Sia con l’accordo di composizione che con il piano cd del consumatore, è necessario assicurare il regolare pagamento dei titolari di crediti impignorabili e delle altre disposizioni contenute in leggi speciali. E’ necessario, inoltre, indicare la previsione di scadenze e modalità di pagamento dei creditori, anche se suddivisi in classi, individuare eventuali garanzie rilasciate per l’adempimento dei debiti, nonché indicare le modalità per l’eventuale liquidazione dei beni. Diversamente da ciò che accade in caso di presentazione dell’accordo di composizione della crisi, nel piano proposto dal consumatore non è prevista l’approvazione da parte dei creditori del consumatore. Nel piano del consumatore manca il procedimento volto ad acquisire l’adesione o il dissenso dei creditori rispetto al piano proposto: il Tribunale effettua esclusivamente una valutazione di fattibilità della proposta e di meritevolezza della condotta che ha portato all’indebitamento del consumatore. La comunicazione a tutti i creditori della proposta del piano, prevista dalla legge, non è funzionale al voto, ma solamente ad un’eventuale contestazione relativa alla convenienza della proposta rispetto all’ipotesi di liquidazione de patrimonio.
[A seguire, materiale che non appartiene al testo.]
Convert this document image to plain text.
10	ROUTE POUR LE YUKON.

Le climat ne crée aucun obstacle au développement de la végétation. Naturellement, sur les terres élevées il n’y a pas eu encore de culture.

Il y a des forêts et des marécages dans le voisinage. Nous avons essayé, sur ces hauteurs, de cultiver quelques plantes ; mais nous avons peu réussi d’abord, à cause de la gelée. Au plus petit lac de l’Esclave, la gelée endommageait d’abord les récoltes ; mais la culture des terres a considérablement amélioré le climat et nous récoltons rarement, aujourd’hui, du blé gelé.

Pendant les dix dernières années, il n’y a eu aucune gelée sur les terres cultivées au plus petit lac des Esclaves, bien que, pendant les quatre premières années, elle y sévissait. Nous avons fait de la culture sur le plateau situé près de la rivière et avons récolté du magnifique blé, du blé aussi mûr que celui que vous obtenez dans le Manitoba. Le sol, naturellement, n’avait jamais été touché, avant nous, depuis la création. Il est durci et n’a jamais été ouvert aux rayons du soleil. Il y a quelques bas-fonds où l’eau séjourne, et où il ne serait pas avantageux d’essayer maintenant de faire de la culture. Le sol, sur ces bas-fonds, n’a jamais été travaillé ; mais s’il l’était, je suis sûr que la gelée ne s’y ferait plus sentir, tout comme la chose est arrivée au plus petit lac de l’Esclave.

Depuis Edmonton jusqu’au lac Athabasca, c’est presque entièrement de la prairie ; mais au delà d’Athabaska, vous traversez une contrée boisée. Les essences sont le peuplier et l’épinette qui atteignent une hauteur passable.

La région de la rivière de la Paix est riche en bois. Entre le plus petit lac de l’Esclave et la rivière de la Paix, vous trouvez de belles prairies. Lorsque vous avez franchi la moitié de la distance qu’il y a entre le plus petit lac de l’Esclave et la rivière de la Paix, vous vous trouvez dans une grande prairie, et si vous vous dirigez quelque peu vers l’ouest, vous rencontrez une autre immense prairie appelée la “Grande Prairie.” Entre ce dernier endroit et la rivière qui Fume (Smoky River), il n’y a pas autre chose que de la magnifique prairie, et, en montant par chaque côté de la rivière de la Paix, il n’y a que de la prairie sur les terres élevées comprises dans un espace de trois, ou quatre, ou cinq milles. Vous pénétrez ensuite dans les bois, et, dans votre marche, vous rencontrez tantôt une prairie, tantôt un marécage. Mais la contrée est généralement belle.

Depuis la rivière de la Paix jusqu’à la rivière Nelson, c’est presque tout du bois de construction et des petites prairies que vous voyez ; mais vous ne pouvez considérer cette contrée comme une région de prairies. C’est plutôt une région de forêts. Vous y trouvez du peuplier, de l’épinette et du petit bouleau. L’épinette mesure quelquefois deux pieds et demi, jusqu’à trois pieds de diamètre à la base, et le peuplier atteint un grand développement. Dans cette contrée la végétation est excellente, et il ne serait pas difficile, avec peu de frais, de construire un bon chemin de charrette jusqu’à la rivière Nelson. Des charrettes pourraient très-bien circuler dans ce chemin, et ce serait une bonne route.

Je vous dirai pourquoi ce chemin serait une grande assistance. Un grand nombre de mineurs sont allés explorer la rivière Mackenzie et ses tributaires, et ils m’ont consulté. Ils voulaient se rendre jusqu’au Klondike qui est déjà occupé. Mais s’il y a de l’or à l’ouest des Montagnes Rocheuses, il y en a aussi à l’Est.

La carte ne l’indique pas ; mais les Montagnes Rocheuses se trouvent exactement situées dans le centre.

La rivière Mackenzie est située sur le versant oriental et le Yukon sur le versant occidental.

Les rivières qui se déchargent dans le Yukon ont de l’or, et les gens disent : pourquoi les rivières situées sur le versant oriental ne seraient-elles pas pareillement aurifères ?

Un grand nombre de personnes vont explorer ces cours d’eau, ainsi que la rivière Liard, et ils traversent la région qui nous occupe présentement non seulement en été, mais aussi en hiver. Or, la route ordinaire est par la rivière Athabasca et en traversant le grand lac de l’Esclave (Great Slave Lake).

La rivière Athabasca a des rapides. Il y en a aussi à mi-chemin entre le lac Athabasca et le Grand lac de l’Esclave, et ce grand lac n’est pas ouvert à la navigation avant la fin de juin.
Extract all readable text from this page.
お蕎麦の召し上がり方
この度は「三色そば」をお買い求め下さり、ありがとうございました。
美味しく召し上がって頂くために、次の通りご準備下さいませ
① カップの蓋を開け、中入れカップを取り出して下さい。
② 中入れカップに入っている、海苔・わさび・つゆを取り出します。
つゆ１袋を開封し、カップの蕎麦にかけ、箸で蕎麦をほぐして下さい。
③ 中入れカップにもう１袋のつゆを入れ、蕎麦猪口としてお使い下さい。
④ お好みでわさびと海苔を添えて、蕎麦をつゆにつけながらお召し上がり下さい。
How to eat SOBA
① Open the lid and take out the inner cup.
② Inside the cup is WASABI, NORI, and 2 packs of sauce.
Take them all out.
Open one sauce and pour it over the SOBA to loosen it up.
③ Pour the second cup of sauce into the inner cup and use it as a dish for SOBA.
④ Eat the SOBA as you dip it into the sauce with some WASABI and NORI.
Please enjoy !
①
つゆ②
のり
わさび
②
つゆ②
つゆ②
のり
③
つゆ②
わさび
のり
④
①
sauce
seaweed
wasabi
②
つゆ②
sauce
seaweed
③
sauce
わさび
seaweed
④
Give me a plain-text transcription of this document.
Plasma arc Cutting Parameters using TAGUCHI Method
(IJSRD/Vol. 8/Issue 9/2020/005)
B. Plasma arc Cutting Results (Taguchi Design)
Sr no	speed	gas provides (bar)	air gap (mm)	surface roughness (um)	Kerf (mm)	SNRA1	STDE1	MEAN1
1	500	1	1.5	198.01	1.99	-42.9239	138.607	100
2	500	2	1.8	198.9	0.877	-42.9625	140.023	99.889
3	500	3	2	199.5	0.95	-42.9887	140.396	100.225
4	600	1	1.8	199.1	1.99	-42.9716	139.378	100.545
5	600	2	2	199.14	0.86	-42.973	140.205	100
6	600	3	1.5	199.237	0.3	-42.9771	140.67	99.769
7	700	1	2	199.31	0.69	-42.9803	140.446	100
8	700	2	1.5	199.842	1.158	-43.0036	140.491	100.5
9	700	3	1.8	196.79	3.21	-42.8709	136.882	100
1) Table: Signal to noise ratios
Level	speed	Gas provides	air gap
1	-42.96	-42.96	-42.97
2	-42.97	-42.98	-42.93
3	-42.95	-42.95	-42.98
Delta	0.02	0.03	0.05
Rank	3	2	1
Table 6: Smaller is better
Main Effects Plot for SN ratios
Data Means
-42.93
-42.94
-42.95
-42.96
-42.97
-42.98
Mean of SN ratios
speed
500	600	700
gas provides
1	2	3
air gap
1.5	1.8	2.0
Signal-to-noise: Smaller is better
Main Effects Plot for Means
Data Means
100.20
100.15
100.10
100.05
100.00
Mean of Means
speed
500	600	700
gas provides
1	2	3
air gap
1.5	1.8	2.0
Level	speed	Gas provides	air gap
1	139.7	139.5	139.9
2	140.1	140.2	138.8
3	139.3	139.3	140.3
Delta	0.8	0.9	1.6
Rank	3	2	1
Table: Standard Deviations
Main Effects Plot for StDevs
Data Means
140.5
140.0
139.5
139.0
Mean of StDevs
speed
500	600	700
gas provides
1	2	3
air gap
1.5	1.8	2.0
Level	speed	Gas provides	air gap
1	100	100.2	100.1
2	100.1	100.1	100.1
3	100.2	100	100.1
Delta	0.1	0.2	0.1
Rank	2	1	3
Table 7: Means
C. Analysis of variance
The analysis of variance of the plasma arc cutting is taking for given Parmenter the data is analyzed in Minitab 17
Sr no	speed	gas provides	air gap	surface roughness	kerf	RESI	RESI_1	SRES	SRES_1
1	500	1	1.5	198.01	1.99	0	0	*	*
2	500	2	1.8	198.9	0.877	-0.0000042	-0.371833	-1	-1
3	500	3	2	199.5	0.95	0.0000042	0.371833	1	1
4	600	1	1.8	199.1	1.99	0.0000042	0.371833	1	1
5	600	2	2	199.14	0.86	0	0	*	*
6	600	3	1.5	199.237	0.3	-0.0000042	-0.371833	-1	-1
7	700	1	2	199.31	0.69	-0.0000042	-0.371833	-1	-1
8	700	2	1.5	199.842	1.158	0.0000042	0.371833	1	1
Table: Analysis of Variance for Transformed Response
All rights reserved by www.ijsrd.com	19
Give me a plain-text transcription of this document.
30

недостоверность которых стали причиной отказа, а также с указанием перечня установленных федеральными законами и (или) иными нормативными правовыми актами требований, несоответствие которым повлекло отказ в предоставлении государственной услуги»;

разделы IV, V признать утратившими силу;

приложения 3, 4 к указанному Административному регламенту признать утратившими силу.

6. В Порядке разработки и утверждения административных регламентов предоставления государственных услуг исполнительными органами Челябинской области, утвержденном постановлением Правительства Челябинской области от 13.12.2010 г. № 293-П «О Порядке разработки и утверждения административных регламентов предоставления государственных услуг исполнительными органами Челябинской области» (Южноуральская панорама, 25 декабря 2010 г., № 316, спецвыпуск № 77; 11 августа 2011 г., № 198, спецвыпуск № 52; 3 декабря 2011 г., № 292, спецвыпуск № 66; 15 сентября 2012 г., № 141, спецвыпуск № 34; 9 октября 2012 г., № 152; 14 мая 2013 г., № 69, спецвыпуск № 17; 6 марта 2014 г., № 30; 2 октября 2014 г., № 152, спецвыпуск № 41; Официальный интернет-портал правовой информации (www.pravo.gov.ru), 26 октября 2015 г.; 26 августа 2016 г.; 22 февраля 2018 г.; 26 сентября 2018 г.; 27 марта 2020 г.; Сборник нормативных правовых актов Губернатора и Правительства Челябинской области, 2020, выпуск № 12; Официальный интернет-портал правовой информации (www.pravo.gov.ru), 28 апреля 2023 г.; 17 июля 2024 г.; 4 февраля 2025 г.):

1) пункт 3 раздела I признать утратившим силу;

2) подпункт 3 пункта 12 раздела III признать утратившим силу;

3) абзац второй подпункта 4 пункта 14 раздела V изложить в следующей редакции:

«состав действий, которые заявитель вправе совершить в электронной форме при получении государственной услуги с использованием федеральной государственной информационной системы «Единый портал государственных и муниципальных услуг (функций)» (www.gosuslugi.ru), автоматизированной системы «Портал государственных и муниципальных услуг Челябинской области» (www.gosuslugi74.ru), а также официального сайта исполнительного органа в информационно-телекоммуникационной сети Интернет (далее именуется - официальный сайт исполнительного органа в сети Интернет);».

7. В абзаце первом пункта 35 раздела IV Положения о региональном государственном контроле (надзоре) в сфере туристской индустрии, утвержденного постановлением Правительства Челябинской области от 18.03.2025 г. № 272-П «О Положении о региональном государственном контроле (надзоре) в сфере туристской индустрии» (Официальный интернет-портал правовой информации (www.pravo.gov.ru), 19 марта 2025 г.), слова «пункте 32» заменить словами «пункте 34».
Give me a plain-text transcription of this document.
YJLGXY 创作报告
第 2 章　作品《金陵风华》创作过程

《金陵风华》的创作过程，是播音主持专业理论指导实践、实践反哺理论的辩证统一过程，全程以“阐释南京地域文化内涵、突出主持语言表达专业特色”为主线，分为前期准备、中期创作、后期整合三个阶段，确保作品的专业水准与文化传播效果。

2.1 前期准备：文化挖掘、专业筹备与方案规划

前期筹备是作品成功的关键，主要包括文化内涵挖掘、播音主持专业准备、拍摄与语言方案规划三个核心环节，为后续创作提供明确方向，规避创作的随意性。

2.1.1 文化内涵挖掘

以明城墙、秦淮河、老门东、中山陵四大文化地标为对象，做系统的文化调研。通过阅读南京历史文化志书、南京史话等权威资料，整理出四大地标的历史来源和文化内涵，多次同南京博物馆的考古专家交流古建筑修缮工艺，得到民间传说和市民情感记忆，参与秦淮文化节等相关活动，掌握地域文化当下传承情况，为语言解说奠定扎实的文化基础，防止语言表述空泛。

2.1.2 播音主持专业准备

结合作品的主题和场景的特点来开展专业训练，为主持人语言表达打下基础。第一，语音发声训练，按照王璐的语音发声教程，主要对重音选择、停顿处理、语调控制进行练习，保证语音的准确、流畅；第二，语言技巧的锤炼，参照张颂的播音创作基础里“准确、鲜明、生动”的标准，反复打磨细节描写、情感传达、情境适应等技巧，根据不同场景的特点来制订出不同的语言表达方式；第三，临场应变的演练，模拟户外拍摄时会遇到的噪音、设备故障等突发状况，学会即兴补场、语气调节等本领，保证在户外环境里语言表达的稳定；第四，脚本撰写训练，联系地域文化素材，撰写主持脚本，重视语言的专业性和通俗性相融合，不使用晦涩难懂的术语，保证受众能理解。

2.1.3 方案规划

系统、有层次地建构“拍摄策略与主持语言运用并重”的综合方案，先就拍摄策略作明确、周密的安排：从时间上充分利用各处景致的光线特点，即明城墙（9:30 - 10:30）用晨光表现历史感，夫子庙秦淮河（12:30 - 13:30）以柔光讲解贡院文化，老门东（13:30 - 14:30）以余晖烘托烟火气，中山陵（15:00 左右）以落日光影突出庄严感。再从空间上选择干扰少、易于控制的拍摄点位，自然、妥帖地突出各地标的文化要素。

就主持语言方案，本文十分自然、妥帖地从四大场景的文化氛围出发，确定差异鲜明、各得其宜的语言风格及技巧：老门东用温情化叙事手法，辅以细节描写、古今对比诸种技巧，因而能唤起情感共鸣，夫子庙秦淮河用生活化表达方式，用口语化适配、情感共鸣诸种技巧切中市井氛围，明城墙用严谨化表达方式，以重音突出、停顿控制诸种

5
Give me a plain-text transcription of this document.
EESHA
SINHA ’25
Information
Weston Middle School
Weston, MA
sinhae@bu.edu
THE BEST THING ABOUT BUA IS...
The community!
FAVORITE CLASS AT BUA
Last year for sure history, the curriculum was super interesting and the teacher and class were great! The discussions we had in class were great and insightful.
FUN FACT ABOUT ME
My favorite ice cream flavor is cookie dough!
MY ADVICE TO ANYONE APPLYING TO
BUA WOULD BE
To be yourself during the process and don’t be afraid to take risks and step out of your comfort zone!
Anche in ipotesi di contestazione da parte di uno o più creditori, il giudice potrà comunque approvare il piano proposto dal consumatore quando ritenga quest’ultimo più conveniente rispetto all’alternativa liquidatoria, ai fini della soddisfazione dei crediti.
L’omologazione da parte del Tribunale sia dell’accordo che del piano del consumatore, deve avvenire entro sei mesi dal deposito rispettivamente dell’accordo che del piano ed, in entrambi i procedimenti, è previsto che l’omologazione vincoli tutti i creditori concorsuali.

Liquidazione del patrimonio: e’ una procedura che può essere attivata volontariamente dal debitore (anche consumatore) sovra indebitato, come alternativa alla proposta di accordo o di piano del consumatore, consentendo la completa esdebitazione del debitore attraverso la liquidazione del suo patrimonio a parziale soddisfacimento del ceto creditorio. Tale procedura è, inoltre, attivabile su ricorso proposto da uno dei creditori, conseguentemente all’annullamento dell’accordo del debitore o della cessazione degli effetti del piano del consumatore. Ai fini dell’ammissibilità è, altresì, necessario che il debitore negli ultimi cinque anni precedenti, non abbia compiuto atti in frode ai creditori.

Per concludere: la recente legge sopra brevemente esaminata, offre concreti strumenti ai privati ed alle imprese che non possono usufruire delle procedure preciste dalla Legge Fallimentare per estinguere i propri debiti.